The first is that the things people are searching for on the internet, and the reason they're searching for them, have changed. Google says it sees millions of searches every day for GIFs that get shared with others. Thus the desire to make Tenor's content part of the Alphabet family. 

"With their deep library of content, Tenor surfaces the right GIFs in the moment so you can find the one that matches your mood. Tenor will help us do this more effectively in Google Images as well as other products that use GIFs, like Gboard," said the company in its press release.
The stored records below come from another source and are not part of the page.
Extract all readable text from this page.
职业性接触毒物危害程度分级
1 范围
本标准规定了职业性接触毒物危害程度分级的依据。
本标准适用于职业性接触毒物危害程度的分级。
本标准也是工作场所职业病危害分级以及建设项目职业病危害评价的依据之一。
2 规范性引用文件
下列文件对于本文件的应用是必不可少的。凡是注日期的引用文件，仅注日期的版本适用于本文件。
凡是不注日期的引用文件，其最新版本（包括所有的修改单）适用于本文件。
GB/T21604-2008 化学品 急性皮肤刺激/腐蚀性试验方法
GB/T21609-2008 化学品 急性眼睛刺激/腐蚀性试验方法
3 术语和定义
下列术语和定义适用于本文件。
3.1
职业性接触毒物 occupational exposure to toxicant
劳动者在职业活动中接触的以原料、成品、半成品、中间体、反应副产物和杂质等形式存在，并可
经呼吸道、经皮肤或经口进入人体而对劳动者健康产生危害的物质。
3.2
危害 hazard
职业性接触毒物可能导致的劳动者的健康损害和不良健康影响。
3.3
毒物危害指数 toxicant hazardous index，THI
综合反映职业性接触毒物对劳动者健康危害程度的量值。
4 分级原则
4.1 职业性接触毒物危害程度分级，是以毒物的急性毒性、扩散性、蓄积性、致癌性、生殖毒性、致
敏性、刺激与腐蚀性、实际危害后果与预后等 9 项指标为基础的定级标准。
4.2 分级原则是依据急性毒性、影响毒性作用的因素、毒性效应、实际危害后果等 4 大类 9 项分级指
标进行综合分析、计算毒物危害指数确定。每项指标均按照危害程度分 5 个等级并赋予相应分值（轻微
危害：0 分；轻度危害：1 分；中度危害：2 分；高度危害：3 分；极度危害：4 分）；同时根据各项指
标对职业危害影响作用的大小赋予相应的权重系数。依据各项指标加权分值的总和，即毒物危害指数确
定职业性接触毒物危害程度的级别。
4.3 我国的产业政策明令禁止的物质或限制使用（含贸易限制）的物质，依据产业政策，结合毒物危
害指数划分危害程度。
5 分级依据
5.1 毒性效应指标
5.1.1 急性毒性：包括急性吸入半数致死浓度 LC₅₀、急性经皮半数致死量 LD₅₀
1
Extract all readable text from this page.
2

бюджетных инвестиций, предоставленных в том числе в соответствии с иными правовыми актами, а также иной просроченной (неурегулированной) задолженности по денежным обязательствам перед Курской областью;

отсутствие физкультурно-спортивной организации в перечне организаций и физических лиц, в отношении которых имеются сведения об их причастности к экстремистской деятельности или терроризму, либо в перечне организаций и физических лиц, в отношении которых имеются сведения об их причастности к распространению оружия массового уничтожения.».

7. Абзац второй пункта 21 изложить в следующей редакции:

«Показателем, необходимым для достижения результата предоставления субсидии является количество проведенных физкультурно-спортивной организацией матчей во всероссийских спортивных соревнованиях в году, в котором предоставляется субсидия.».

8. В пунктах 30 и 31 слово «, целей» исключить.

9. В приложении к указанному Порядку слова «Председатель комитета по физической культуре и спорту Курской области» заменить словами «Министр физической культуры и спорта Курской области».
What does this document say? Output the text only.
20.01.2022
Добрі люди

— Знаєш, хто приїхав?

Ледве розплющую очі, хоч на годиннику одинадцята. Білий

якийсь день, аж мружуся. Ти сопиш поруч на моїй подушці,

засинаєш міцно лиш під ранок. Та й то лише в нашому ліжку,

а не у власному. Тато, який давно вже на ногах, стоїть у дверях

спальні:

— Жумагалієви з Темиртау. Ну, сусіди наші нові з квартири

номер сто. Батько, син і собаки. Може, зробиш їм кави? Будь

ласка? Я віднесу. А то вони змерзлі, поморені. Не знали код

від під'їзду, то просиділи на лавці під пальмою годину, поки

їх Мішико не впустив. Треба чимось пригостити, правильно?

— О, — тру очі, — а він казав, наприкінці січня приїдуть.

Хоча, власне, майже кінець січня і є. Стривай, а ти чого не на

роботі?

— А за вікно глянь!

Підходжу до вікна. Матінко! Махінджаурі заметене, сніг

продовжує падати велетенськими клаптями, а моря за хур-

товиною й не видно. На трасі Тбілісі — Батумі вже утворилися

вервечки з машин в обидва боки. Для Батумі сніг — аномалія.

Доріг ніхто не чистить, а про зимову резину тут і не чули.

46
Second, Google is also in the software business. Its Android operating system is the global market leader for smartphones, taking an 85% share in 2017. Google is also building things like Pixel phones in-house now. Those are getting loaded up with proprietary software like Gboard, which is used for composing messages on other apps. Google wants to make it easier to search for and send GIFs directly in Gboard, making a more seamless experience for users. That could help the company keep its global lead as well as market its own hardware more effectively.

But, perhaps most importantly, Google may see an opportunity to monetize the proliferation of GIFs themselves. Internet search is a massively profitable business because of its advertising capabilities. GIFs carry similar potential, and Tenor has only begun to tap into that potential. It launched its first sponsored GIF campaign late in 2017. How does that work? If I wanted to go get a coffee with you, I might send you the animated GIF below, and now we're talking Dunkin'.

Talk about powerful advertising potential. Tenor and other similar apps out there are enabling product placement -- not the type inserted into movies and TV shows, but directly embedded into our communication. What business would say no to having its advertising going viral? Dunkin' Donuts won the "Best Use of Mobile Marketing" award at Mobile World Congress in February for its recent campaign with Tenor, further underlining the business potential of GIFs in messaging.

As for Google, we don't know what it paid for its quirky messaging app acquisition, but it likely was a minimal amount since Tenor is still a start-up. But with Google's track record of successfully mining advertising revenue and its ability to plug Tenor's platform into its own suite of software, this acquisition could be an exciting one for investors to keep an eye on.